My son & I are both looking for work. While I won’t say a lot about his health, I will say that he’s really not much better off than I am. He can’t keep shouldering this burden alone and I am very upset about that.
What I’m MOST concerned about: What is the appropriate course of action at this point, knowing I literally do not have the money to pay a $20 co-pay to urgent care so how much sicker do I need to be to go back to the ED? Forgot to mention that my current BP is 60/48! How much of this begins with the fact that I am under so much stress right now? Based on the symptoms I’ve described that I’m having tonight, is it reasonable to think I might be hospitalized again? Does this sound like I’ve developed ANOTHER chronic health issue or might these problems be a “one off” because of all the stress? Help! It seems crazy but I can’t seem to think logically about when or how or what to do next? I feel trapped & helpless. We are financially desperate & both need & want jobs but I don’t believe I could do a job in my condition. It just looks so bleak and hopeless. This gut pain and nausea on top of all the other pain is sending my brain to place s that I don’t want to consider. My son has voiced the same concerns to me. I just need some support, encouragement and direction because I’m in a box I can’t seem to think my way out of!

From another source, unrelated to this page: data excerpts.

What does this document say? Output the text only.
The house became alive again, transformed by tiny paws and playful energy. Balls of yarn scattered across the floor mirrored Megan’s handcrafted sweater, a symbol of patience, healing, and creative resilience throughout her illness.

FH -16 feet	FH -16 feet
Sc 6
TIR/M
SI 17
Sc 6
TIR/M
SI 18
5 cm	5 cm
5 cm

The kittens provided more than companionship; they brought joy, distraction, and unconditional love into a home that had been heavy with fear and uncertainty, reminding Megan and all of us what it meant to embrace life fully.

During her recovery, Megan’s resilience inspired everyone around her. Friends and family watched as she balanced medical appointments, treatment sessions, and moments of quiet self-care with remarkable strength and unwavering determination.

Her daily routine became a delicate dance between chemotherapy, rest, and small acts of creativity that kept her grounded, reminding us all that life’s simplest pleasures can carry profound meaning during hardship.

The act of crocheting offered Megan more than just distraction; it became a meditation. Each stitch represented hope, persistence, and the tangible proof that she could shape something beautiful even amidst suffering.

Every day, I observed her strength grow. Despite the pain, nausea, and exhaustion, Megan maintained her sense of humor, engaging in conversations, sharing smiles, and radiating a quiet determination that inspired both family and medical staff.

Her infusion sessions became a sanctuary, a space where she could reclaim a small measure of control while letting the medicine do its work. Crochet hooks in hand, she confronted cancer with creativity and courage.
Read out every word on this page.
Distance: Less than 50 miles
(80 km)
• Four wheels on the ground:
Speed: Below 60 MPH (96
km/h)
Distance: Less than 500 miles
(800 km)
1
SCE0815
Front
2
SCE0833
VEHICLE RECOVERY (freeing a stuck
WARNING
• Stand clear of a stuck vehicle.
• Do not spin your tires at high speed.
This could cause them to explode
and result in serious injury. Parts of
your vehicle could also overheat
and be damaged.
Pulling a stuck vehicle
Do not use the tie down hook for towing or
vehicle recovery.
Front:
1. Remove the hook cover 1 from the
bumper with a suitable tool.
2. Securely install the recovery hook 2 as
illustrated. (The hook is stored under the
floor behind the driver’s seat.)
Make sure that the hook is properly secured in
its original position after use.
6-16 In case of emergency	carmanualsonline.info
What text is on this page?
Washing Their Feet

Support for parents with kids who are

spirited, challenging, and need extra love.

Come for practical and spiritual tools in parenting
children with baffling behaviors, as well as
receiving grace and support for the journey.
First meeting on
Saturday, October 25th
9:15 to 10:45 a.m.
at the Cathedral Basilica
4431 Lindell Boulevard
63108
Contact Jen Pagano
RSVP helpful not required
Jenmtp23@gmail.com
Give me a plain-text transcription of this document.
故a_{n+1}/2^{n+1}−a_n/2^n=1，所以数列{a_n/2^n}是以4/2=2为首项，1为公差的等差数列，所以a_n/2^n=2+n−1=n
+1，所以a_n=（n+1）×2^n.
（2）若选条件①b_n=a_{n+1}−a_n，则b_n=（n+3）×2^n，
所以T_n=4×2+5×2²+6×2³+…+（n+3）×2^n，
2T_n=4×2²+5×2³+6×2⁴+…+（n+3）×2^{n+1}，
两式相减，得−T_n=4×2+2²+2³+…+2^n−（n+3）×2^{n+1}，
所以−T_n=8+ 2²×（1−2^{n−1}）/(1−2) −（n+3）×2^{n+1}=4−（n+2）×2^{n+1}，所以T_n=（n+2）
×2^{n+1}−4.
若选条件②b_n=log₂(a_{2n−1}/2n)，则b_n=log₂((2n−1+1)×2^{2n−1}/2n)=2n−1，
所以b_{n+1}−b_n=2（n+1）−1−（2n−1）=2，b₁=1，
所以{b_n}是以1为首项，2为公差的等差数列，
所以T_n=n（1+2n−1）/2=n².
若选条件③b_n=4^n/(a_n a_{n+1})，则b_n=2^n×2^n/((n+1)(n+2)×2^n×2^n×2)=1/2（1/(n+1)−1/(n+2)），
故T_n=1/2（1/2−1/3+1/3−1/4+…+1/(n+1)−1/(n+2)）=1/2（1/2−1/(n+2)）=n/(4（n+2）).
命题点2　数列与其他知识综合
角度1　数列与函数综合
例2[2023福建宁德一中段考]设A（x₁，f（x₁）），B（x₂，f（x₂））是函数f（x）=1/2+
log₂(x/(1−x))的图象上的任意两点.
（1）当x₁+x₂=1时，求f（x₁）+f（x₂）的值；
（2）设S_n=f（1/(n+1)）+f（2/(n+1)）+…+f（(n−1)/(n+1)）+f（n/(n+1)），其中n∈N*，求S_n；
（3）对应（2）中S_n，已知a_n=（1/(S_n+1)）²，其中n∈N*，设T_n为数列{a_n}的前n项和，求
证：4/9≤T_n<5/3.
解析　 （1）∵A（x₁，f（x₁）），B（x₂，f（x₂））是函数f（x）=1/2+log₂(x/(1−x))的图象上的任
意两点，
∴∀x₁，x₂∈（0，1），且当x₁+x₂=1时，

Selene’s Medications Right Now:
Right now, I’m finishing the last of the Flagyl that was prescribed for me when I was discharged from the hospital. I also have Bentyl prescribed to the gut pain (which frankly doesn’t do too much), Zofran for the nausea, also doesn’t do too much. Phenergan for the nausea the Zofran doesn’t help (bet you can guess how well that works). I’m also on meds for high BP and take a generic Synthroid for my hypothyroid problem. I do take daily pain meds as ordered by my MD, also take skeletal muscle relaxers. None of that is aimed at treating the UC. Didn’t really know that diet could play such a large role and now, based on some things I’ve read here, I suspect the bacteria in the probiotic yogurt I’m eating is not the most effective kind nor in sufficient amounts. So, basically, other than the Flagyl, and the severe limits on my food intake (not by choice, believe me, I get hungry! but I know what will happen if I try to eat a “normal” meal) I’m not doing anything, nor do I have the resources to do much else.